I mean, Science, what the hell was he about? Good entertainment, but not someone you'd want to be within a 10-mile radius of. Makosi, downright lying manipulative self-obsessed and odd delusional woman.

And thinking back to the first week, I remember they had an ACTUAL witch, who cursed one of the housemates.

Gah


----------



## Guest (Aug 2, 2005)

What about that man...woman....thing :?


----------



## Monkeydust (Jan 12, 2005)

Kinga? Did you SEE what she did on tonight's programme. Just...ugh.

And Craig can just die as far as I'm concerned. His outburst today just made me want to throw something at the TV. I probably would have done if I could afford a new one.


----------



## Guest (Aug 2, 2005)

House of Annoying Fucking Twatfiddlers more like.

When will it stop


----------



## Martinelv (Aug 10, 2004)

Are you talking about Kemal, Mr Mole? If so, I know what you mean. He/she/it defies description. I sat there watching him mince around the house on his high heels, screeching like a gay banshee, and contemplated whether or not the world had indeed gone mad.
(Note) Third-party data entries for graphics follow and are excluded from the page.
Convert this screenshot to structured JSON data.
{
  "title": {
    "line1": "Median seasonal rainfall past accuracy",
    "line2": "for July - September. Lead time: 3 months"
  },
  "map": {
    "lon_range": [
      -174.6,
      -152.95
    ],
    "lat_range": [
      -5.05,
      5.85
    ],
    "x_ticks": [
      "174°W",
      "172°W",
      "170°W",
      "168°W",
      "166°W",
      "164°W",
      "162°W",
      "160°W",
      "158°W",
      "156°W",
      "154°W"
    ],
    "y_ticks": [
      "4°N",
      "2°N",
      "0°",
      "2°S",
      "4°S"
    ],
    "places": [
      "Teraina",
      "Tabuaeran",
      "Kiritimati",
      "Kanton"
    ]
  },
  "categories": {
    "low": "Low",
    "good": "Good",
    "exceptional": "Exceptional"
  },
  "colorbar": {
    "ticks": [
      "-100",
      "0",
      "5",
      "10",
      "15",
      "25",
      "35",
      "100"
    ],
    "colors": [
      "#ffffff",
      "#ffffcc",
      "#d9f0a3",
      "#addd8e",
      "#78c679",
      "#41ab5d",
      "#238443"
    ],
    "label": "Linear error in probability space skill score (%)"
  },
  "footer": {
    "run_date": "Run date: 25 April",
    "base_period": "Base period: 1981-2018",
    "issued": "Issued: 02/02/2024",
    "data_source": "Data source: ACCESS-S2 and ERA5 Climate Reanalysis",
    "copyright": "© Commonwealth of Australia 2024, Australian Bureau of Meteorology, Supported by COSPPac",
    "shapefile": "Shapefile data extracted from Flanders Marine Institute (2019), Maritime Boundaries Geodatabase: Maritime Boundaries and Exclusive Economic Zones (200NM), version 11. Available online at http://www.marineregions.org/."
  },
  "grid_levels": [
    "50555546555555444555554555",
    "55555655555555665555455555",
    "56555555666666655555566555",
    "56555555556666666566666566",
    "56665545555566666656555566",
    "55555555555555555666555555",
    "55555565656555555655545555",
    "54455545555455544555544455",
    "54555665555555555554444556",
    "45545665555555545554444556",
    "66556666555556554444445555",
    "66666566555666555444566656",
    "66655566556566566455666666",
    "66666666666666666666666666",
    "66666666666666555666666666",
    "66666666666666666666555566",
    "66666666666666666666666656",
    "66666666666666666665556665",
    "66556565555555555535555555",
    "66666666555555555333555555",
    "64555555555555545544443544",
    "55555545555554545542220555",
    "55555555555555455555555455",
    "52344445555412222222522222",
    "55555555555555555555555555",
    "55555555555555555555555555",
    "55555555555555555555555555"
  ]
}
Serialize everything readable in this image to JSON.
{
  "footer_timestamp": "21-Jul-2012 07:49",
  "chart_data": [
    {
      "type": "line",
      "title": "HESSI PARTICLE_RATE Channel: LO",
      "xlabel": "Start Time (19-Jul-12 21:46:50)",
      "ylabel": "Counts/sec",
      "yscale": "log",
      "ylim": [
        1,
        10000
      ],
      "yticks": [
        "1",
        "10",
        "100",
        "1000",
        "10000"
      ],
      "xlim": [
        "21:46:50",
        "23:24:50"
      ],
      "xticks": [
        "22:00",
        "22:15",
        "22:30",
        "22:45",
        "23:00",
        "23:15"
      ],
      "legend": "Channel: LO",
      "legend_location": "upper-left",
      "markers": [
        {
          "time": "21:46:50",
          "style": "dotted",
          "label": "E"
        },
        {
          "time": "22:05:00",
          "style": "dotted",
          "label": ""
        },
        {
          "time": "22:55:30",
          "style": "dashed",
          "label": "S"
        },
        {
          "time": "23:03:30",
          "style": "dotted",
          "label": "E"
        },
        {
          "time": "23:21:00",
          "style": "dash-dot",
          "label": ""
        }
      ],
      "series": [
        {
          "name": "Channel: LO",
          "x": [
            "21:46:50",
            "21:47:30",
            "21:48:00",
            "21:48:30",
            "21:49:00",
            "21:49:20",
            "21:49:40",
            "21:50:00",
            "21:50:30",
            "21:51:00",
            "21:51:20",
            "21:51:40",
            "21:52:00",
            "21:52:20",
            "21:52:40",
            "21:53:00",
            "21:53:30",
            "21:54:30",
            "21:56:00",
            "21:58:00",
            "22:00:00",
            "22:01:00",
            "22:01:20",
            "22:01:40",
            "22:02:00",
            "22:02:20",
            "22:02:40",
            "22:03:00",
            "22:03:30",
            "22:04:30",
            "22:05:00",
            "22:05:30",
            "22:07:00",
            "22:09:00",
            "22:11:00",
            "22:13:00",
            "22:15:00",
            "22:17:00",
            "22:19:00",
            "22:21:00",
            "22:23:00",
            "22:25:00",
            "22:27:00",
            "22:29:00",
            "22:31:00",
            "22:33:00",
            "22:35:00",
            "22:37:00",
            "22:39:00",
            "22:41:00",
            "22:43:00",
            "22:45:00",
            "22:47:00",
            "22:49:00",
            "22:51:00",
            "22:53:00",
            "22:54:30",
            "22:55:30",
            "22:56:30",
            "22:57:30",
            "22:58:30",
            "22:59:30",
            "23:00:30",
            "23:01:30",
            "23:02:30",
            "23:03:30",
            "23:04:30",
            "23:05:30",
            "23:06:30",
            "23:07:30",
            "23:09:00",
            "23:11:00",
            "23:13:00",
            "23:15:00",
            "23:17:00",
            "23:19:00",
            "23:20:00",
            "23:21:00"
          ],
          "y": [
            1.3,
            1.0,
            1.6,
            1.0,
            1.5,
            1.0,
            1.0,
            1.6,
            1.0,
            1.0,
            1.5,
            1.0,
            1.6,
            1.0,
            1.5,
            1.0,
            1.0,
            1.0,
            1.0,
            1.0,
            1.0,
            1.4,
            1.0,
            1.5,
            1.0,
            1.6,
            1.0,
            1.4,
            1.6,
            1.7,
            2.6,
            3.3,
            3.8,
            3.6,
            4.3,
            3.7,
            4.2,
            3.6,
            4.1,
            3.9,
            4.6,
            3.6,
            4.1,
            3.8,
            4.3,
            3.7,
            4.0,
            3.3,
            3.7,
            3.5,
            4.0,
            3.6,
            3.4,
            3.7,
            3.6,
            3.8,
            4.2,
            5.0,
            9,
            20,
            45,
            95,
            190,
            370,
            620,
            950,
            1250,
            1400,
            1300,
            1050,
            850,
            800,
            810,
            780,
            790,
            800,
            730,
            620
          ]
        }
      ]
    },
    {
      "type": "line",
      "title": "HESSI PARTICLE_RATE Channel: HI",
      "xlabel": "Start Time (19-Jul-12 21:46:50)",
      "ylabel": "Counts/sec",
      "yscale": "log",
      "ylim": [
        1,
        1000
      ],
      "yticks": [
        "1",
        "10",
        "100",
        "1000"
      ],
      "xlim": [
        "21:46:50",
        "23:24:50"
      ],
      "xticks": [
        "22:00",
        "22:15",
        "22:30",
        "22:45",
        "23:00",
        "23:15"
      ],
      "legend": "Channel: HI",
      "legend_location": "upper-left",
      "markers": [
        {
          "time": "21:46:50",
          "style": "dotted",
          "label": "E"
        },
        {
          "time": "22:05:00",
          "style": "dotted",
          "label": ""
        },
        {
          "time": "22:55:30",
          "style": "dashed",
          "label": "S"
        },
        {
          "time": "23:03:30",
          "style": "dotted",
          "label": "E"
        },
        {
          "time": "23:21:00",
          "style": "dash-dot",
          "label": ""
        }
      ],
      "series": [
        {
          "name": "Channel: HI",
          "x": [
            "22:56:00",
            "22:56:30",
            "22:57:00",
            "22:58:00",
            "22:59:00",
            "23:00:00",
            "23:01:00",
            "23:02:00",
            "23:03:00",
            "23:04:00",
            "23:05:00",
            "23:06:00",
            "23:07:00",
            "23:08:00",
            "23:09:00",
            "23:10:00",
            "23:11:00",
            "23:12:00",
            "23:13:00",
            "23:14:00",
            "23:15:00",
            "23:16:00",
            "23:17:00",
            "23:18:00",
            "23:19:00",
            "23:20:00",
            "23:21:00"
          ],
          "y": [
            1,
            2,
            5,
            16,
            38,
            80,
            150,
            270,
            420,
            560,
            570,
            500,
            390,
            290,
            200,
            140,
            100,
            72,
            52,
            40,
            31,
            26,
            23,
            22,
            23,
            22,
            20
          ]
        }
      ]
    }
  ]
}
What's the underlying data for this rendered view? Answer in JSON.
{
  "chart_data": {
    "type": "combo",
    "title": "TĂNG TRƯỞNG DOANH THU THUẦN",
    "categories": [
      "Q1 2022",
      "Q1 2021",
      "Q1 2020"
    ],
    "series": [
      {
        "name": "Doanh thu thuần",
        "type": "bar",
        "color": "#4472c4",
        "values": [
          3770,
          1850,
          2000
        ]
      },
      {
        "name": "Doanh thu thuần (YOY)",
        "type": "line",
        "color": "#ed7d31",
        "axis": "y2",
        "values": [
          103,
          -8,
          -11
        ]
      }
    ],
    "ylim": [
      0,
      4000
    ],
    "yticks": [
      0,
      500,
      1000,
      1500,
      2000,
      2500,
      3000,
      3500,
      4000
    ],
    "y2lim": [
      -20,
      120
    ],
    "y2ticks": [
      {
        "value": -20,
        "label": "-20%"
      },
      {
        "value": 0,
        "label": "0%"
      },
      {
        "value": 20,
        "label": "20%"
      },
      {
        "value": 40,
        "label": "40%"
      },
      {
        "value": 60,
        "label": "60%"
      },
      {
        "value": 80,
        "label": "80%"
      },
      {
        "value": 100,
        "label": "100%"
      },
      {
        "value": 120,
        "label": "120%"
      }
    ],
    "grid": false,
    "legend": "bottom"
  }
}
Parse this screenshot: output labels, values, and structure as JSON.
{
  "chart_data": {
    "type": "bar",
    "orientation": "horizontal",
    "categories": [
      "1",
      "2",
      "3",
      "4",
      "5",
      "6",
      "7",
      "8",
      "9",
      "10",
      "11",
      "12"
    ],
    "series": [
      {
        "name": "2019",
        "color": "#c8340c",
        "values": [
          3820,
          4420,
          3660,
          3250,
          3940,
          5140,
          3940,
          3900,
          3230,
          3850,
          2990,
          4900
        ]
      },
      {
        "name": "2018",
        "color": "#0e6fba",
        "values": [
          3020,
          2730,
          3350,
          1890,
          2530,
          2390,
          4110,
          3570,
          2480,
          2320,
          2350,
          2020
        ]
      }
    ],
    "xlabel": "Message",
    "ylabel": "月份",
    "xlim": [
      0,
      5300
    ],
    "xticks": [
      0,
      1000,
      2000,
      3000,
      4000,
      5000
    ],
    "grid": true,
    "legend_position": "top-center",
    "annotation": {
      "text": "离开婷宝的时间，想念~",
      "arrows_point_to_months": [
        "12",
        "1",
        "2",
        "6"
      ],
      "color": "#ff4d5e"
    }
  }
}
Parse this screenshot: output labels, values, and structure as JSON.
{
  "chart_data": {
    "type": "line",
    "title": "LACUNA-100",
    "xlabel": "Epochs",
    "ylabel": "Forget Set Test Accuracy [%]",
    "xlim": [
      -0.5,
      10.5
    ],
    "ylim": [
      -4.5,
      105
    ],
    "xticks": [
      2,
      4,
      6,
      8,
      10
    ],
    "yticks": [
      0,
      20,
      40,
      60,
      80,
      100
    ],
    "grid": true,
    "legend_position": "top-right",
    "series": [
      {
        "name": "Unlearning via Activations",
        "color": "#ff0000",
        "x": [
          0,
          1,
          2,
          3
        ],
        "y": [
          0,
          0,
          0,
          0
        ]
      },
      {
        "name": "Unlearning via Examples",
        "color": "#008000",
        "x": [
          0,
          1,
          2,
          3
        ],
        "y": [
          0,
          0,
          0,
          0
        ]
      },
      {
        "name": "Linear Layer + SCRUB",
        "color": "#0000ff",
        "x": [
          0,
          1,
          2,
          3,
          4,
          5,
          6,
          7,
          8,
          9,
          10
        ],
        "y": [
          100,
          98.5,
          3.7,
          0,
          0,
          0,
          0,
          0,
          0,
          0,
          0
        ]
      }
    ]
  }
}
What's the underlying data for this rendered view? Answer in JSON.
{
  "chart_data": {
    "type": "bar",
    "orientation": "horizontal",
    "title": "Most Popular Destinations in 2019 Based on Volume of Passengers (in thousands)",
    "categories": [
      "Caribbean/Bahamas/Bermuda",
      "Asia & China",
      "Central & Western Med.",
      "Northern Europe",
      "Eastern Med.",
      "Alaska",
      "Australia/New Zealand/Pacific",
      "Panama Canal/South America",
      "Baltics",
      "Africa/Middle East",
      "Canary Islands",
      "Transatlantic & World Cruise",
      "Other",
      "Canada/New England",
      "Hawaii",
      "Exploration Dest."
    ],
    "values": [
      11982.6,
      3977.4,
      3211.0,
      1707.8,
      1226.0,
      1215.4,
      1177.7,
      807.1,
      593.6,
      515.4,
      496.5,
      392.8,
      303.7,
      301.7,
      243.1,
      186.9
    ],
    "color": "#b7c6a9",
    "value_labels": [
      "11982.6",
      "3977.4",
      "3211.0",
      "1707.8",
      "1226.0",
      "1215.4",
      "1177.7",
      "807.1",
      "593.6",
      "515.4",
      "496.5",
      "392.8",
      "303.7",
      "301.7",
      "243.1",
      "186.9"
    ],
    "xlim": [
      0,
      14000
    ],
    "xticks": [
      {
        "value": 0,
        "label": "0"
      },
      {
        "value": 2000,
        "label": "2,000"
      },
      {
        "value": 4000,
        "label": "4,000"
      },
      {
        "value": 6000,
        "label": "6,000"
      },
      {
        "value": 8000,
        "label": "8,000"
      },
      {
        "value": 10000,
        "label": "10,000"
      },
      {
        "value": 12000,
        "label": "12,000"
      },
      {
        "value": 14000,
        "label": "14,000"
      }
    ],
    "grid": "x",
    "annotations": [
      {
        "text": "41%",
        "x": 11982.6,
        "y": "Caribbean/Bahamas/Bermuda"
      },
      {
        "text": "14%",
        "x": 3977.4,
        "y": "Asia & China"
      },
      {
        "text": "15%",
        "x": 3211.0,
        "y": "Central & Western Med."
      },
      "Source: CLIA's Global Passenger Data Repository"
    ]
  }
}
I don't think they are in mental bliss JC. I accidently watched it again last night and they all seem to be cracking up, especially Craig. Hee hee. And yeah Moneydust, I saw the Kinga thing. What a travesty of a human being she is, bless her. Can you imagine the grief she's going to get after she comes out? Still, she'll probably get a sponsership deal from some porno channel or perhaps the makers of whichever, er, wine bottle she was using.

I can't believe I'm talking about it. Kill me now.

(Martin slips out of the door and hurries down the shops to pour over the latest celebrity gossip magazines.)


----------



## jc (Aug 10, 2004)

all i can say martin is 'welcome to the life of the unemployed,you have arrived'

let me think

jeremy kyle show or trisha

shops for newspaper

log onto internet

neighbours at 1.40

watch film downloaded the day before

simpsons at 6

workout at 7

and on and on

oh and not forgetting big brother at 10 then the late film or a good book 

on the topic of craig i feel he should really see the house shrink he is in obvious emotional turmoil and he will look back at these clips and it will haunt him for the rest of his life...he even scares me when he turns into the character from the shinning

when i was younger i got involved with a girl i worked with and she told me that it wouldnt work as she was finding it difficult, and of course this upset me and in the end i had to leave my job as i too couldnt handle the animosity and anxiety...lets face it craig has fallen in love with anthony and hes forced to live under the same roof with someone he admires but can never have


----------



## Guest (Aug 3, 2005)

Martinelv said:


> Are you talking about Kemal, Mr Mole? If so, I know what you mean. He/she/it defies description. I sat there watching him mince around the house on his high heels, screeching like a gay banshee, and contemplated whether or not the world had indeed gone mad.


Yeah that pratt. Is it an act? It must be. No one can surely act like that 'normally'.


----------



## Milan (May 29, 2005)

I was at my brother in laws place last night and he switched over to the Australian Big Brother. That he/she/it form the UK Big Brother is now in the Aussie house. He/she/it has the most horrid arse I've ever seen and the crap that it wears so f****n hideous. I never watch that show and I know why.


----------